Un usage millimétré des médicaments
Les équipes de l’Institut Rajiv Gandhi ajustent chaque traitement en fonction de la gravité de l’infection et du système immunitaire du patient. "On fait passer beaucoup de scanners de la poitrine pour le diagnostic. Quand le scanner montre une infection importante du système respiratoire et que la charge virale est très forte notamment, on prescrit du remdesivir, du tocilizumab et des stéroïdes combinés à une assistance respiratoire. Si le patient ne produit pas d’anticorps et ne répond pas au traitement, on lui transfuse du plasma après sept ou huit jours. Les patients plus jeunes, avec moins de fièvre, reçoivent de l’ivermectine, du favipiravir et des vitamines entre autres", explique le docteur Rawal. Cette batterie de soins administrés malgré la pénurie oblige à un usage millimétré pour préserver les stocks. Tous les hôpitaux sont concernés. "On prescrit des tests sanguins avec parcimonie à cause du manque de kits qui retarde les résultats de trois ou quatre jours. Entre-temps, l’état de santé du patient s’est dégradé et le compte-rendu du test est périmé", déplore le docteur Ambarish Satwik, de l’hôpital Sir Ganga Ram de Delhi. Et ce médecin ajoute : "Un bon nombre de personnel soignant ont été infectés. Quand ils reprennent le travail, d’autres sont tombés malades entre-temps. C’est un jeu de chaise musicale.

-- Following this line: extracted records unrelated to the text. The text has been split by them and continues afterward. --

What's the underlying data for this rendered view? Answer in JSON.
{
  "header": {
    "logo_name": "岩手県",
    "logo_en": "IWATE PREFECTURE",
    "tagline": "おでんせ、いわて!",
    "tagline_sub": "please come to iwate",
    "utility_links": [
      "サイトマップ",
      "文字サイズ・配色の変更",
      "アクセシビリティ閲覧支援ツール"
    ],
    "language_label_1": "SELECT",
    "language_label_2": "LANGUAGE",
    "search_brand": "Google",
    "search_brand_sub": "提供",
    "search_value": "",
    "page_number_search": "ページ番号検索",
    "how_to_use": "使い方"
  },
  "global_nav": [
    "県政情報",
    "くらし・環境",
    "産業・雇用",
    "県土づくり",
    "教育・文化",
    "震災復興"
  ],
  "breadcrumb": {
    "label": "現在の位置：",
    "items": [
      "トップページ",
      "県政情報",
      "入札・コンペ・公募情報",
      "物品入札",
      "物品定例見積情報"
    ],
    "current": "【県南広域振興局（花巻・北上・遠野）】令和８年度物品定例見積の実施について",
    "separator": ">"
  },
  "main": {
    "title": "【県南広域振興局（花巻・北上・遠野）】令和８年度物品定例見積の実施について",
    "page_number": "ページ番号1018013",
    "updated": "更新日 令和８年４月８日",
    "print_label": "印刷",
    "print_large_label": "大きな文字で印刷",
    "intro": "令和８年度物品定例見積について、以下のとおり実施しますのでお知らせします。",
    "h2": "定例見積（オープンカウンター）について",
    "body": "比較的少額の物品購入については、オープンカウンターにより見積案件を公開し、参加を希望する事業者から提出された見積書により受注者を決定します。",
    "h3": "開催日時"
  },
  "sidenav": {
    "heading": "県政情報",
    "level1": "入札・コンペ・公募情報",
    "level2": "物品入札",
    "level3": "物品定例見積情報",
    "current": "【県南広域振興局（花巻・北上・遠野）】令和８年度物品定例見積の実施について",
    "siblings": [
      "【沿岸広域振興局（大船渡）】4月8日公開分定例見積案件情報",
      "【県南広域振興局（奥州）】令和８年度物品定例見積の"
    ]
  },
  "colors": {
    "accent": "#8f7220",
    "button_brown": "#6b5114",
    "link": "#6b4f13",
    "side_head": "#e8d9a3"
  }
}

On manque constamment de bras."
L’exceptionnalisme indien
Pourtant, juste avant la deuxième vague, le gouvernement nationaliste vantait l’exceptionnalisme indien. "Nous sommes arrivés à la fin de la pandémie de Covid-19. Sous la direction de notre Premier ministre Narendra Modi, l’Inde s’est imposée comme la pharmacie du monde. Nous avons de la chance d’avoir un chef d’envergure mondiale comme Monsieur Narendra Modi", proclamait le ministre de la Santé Harsh Vardhan le 7 mars. Cet excès de confiance teinté de flagornerie a empêché l’appareil d’État d’anticiper.
En dépit de l’aide internationale, les familles continuent d’affluer devant les hôpitaux publics. Le 26 avril, le gouvernement de Delhi a ouvert un hôpital de campagne de 500 lits en carton. Les familles font la queue à l’entrée en pleine après-midi, par 40 degrés. Ici, une mère de famille est allongée sur la banquette d’une voiture, reliée par un fil à une bouteille d’oxygène sur le siège passager. Là, une femme gémit de douleur dans un rickshaw tandis que le conducteur agite un mouchoir pour lui donner un peu d’air. "J’ai enregistré ma mère pour avoir un lit. Voilà deux heures qu’on attend. La moitié des hôpitaux ne répondent plus au téléphone, les autres n’ont pas de place", témoigne Varun. Les malades du coronavirus traités à l’institut Rajiv Gandhi paraissent presque chanceux.